2013年【守田】05 おかしな相手に恋心を抱くのは、やめておけ。

「嘘。そこで終わっちゃうの?」


 澄乃の声につられて、テレビの画面に視線を向ける。

 スタッフロールが流れている。どうやら、作品の絶妙な引きに、妹は文句があるようだ。


 怒りの矛先はクマのヌイグルミに向けられる。

 クレーンゲームで手に入れたクマは、澄乃に顔を引っ張られているために、新種の動物に変化する。

 勇次ならば、いまのヌイグルミを見て、なんとかというUMAに似ていると、得意げに言いそうだ。


「うううう。
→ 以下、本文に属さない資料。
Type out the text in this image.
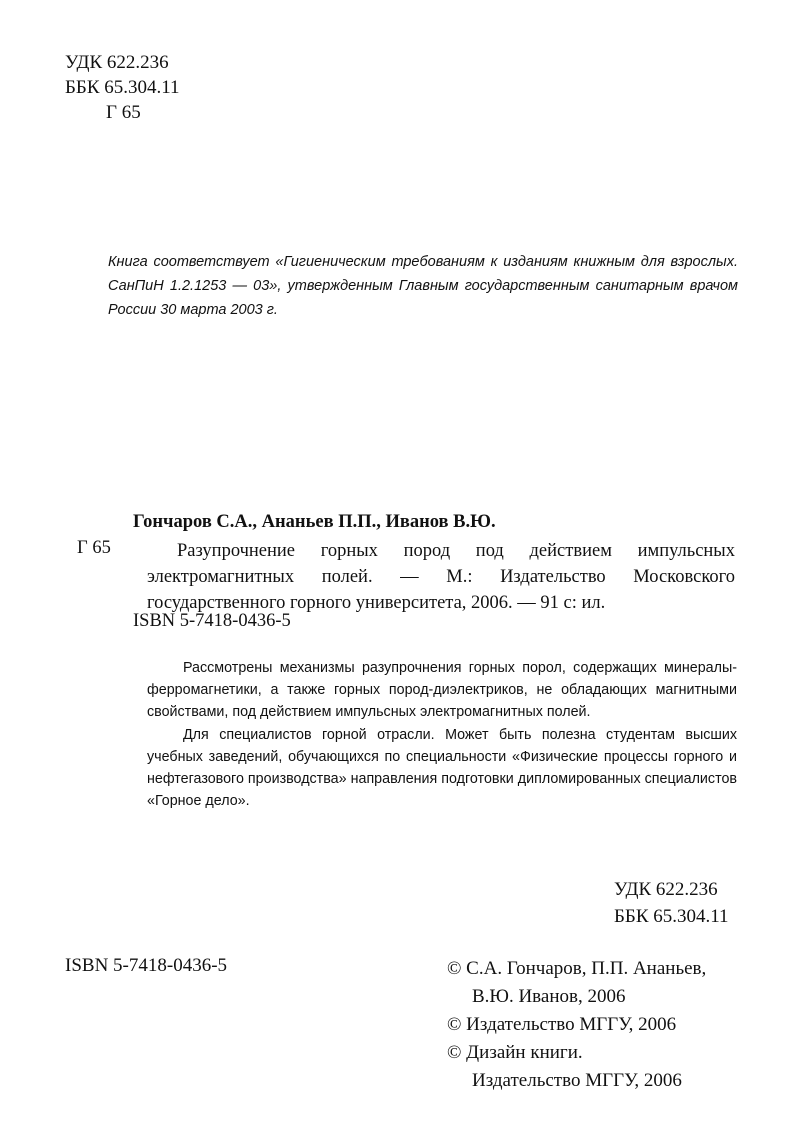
УДК 622.236
ББК 65.304.11
Г 65
Книга соответствует «Гигиеническим требованиям к изданиям книжным для взрослых. СанПиН 1.2.1253 — 03», утвержденным Главным государственным санитарным врачом России 30 марта 2003 г.
Гончаров С.А., Ананьев П.П., Иванов В.Ю.
Г 65	Разупрочнение горных пород под действием импульсных электромагнитных полей. — М.: Издательство Московского государственного горного университета, 2006. — 91 с: ил.
ISBN 5-7418-0436-5

Рассмотрены механизмы разупрочнения горных порол, содержащих минералы-ферромагнетики, а также горных пород-диэлектриков, не обладающих магнитными свойствами, под действием импульсных электромагнитных полей.

Для специалистов горной отрасли. Может быть полезна студентам высших учебных заведений, обучающихся по специальности «Физические процессы горного и нефтегазового производства» направления подготовки дипломированных специалистов «Горное дело».

УДК 622.236
ББК 65.304.11
ISBN 5-7418-0436-5	© С.А. Гончаров, П.П. Ананьев,
В.Ю. Иванов, 2006
© Издательство МГГУ, 2006
© Дизайн книги.
Издательство МГГУ, 2006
続きが気になって、これじゃあ寝れないよ」


「嘘つけ。風呂に入って湯船につかってる段階で、いつも眠りそうなくせして」


「そんなこというんなら、もうお兄ちゃんとは一緒にお風呂入らないよ」


 頬を膨らませている澄乃は、今年で十歳になる。

 単なる子供だと思っていた妹も、最近では胸が膨らんできている。

 勃起しないようにと、ひやひやしながら守田は風呂を共にしている。我ながら変態だと思う。
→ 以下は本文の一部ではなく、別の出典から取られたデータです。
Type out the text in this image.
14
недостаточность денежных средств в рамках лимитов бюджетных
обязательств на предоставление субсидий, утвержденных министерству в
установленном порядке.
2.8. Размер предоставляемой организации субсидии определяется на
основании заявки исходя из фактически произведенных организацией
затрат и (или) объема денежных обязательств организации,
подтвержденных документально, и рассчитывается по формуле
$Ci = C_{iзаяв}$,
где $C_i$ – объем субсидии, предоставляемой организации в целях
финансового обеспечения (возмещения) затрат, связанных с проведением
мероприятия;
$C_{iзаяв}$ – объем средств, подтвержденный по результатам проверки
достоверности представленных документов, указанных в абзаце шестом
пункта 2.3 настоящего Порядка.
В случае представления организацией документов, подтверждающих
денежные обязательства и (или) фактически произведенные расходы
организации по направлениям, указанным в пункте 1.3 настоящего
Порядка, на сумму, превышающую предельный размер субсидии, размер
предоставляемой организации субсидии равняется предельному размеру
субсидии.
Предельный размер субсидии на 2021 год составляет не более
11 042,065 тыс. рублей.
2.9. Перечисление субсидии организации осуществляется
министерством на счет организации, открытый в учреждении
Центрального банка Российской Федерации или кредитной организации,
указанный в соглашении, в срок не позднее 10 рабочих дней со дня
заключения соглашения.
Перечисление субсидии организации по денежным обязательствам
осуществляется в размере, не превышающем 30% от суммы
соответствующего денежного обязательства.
 これでは彼女ができなくても無理はないと、自己分析できる。


「てか、風呂の話はひとまずおいといてだ――どうする? いまから続き借りにいくか? 俺も見たい作品があるしな」


 ギターを壁にもたれさせながら、守田は提案した。

 すると澄乃は、ニヤっと笑う。


「もしかして、エッチなやつ借りるの?」


「ひょっとしたら、そういう作品かもしれないな。勇次がススメてきた映画だから、内容の想像がつかんし」


「勇次さんのおススメ? なら、きっとエッチなやつじゃないって。しかも、もの凄く面白いに決まってるね」


 鼻息を荒くして、澄乃はうなずく。


「相変わらず、澄乃の中で勇次の株は高いよな」


「だって、勇次さんカッコいいじゃん」


「ん? 勇次かっこ笑い?」


「カッコいい!」


「うちの高校の女子は、一部をのぞいて澄乃と正反対の意見を言ってるけどな」


「学校のひとたちは、可哀想。勇次さんのカッコいいところを見たことがないんだね」


 アイツのスゲーいい顔を見たことがあるのは、ほとんどいないはずだ。

 勇次と腐れ縁の守田だって、たまにしか目にしない表情。


「それに強いし、いざというときはやる男だし。ああ、早く大人になりたい」


 小学四年生の保健体育で、どこまで性教育は教わるのだろう。

 とにかく、おかしな相手に恋心を抱くのは、やめておけ。

 視野狭窄になっている妹に、勇次という男をきちんと教えてやらねばならんだろう。


「まぁ、強いのは確かだな。やる時はやるってのも間違ってない。ただし、正確には、やる時しかやらない男っていうべきだな。基本はグータラだからよ」


 言いながら、守田は気づいた。

 勇次が必死になって何かをするのは非常に珍しいのだ。


 昼間のアイツは、腐れ縁の守田に頼みごとをしてきた。切羽つまっていた。

 いまがまさに、イザというときなのだろう。